絵描きになりたいと本気で思ったこともあったが、高校生になって筆を置き、鑑賞する側に回った。やがて天才ダ・ヴィンチに憧れるのもやめた。憧れるとは「その人のようになりたい」であるから、憧れから畏敬の念にシフトしたのは我ながら賢明な判断だったと思う。
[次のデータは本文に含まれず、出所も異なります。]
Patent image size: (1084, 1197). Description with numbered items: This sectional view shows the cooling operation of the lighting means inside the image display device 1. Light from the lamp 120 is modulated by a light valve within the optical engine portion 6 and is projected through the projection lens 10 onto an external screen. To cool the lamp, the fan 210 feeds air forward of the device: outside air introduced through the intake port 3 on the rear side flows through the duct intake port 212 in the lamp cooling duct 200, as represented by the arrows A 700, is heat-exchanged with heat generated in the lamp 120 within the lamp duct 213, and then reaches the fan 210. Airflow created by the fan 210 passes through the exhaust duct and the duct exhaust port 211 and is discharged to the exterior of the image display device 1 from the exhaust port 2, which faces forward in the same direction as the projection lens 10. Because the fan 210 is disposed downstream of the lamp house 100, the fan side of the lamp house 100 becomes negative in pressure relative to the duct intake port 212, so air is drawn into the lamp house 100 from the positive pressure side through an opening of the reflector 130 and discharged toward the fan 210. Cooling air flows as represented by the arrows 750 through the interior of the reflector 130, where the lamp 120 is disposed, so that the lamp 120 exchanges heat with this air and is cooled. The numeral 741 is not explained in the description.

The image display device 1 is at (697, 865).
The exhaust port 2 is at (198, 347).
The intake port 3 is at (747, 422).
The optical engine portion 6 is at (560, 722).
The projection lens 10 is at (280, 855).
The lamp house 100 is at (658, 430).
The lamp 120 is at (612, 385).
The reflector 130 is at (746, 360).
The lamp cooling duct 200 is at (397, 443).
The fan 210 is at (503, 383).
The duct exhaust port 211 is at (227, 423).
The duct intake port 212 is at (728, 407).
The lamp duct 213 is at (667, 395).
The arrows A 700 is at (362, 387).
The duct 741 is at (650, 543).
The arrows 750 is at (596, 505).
ルネサンス期に芸術家列伝を著したジョルジョ・ヴァザーリや19世紀のポール・ヴァレリーなどの高い評価もあって、レオナルド・ダ・ヴィンチは「万能の天才」として人口に膾炙した。そして、最たる天才ぶりは絵画においてこそ発揮されたとの評論が多い。空気遠近法や輪郭を描かないスフマート法などを編み出し、いずれの作品も世界遺産級の至宝だ。それでも、37歳で他界したラファエロの多作ぶりに比べれば、ダ・ヴィンチは寡作の画家と言わざるをえない。作品は20あるかないかだろう。そのうち、幸運なことに、『受胎告知』と『キリストの洗礼』(いずれもウフィツィ美術館)、『白貂を抱く貴婦人』(京都市美術館)、『モナ・リザ(ラ・ジョコンダ)』(ルーブル博物館)をぼくは生で鑑賞している。
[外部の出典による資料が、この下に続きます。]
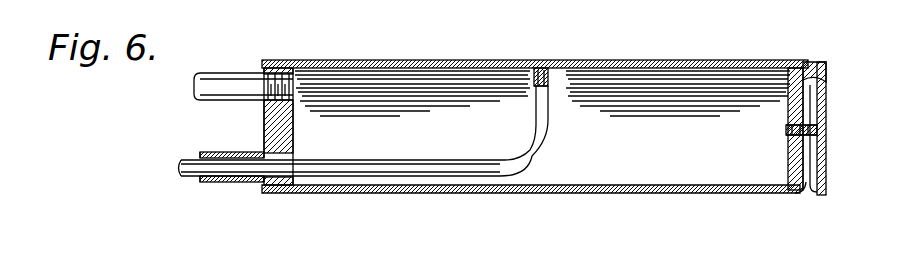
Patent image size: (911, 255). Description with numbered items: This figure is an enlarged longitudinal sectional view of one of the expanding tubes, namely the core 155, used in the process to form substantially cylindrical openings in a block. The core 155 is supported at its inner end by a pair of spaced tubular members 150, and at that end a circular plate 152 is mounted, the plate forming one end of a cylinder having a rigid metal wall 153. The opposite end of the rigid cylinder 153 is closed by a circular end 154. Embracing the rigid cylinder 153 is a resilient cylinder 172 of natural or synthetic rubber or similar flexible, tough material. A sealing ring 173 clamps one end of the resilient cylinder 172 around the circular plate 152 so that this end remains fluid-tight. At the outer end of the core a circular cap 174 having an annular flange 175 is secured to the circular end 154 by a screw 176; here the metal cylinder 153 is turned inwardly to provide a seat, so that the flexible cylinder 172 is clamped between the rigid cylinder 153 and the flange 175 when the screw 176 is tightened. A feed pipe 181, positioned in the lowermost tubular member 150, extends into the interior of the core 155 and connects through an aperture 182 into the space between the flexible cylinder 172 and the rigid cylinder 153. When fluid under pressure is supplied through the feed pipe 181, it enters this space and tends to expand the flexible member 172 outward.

The tubular member 150 is at (228, 72).
The circular plate 152 is at (295, 102).
The metal wall cylinder 153 is at (446, 74).
The circular end 154 is at (776, 68).
The core 155 is at (573, 62).
The resilient cylinder 172 is at (494, 62).
The sealing ring 173 is at (280, 60).
The circular cap 174 is at (826, 100).
The annular flange 175 is at (820, 78).
The screw 176 is at (828, 130).
The feed pipe 181 is at (356, 158).
The aperture 182 is at (566, 72).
ミラノで『最後の晩餐』を見損なったことには後悔している。悔しさを紛らせるためにレオナルド・ダ・ヴィンチ国立科学技術博物館を訪れた。晩餐に比べたらおやつ程度だろうと覚悟していた。結果は、期待以上だった。博覧強記を裏付ける草稿や実験スケッチと記録、設計図等の足跡が所狭しと展示されていた。音楽に始まり、科学から軍事の構想まで、あるいは発明から解剖に至るまで、好奇心のまなざしを万物に向けたことが手に取るようにわかる。数々の業績のうち絵画こそダ・ヴィンチの最上の仕事という通説でいいのか……博物館に佇みながら、ぼくは別の才能に目を向け始めていた。それは、思考する力、そしてそれを可能にした言語の才である。
岩波文庫の『レオナルド・ダ・ヴィンチの手記』は、今も繰り返し読む書物の一つだ。ものの考え方や処し方について、色褪せることのない普遍的な名言がおびただしく綴られている。これぞというのを選んで、怠け癖のある若い人たちに薀蓄したこともある。「ぼくの言うことなど聞いてもらえないだろうが、歴史上の天才の声に真摯に耳を傾けてはどうか」と持ち掛けるのだ。その一つが「考えること少なき者は過つこと多し」である。深慮遠謀してうまく行かないこともあるが、ほとんどの失敗は思考不足もしくは浅はかな考えに起因する。
いつの時代もどこの国でもそうだが、物事がうまくいかなくなると「理性に偏るな、下手な考え休むに似たり」などという声が高らかになる。人が人として成り立っている唯一とも言うべき理性と思考を、悪しきことや過ちごとの責任にしてしまうのである。そこで、ぼくは問いたい。それは理性を十全に発揮し限界まで考え抜いてこその恨み節でなければならないのではないか。浅瀬の一ヵ所で考えて引き返してくる者に思考の無力を述懐する資格はない。ここは素直にダ・ヴィンチの言葉に従いたい。願わくば、だらだらと一つ所で深掘りばかりして考えずに、複眼的に見晴らしよく考える癖をつけたいものである。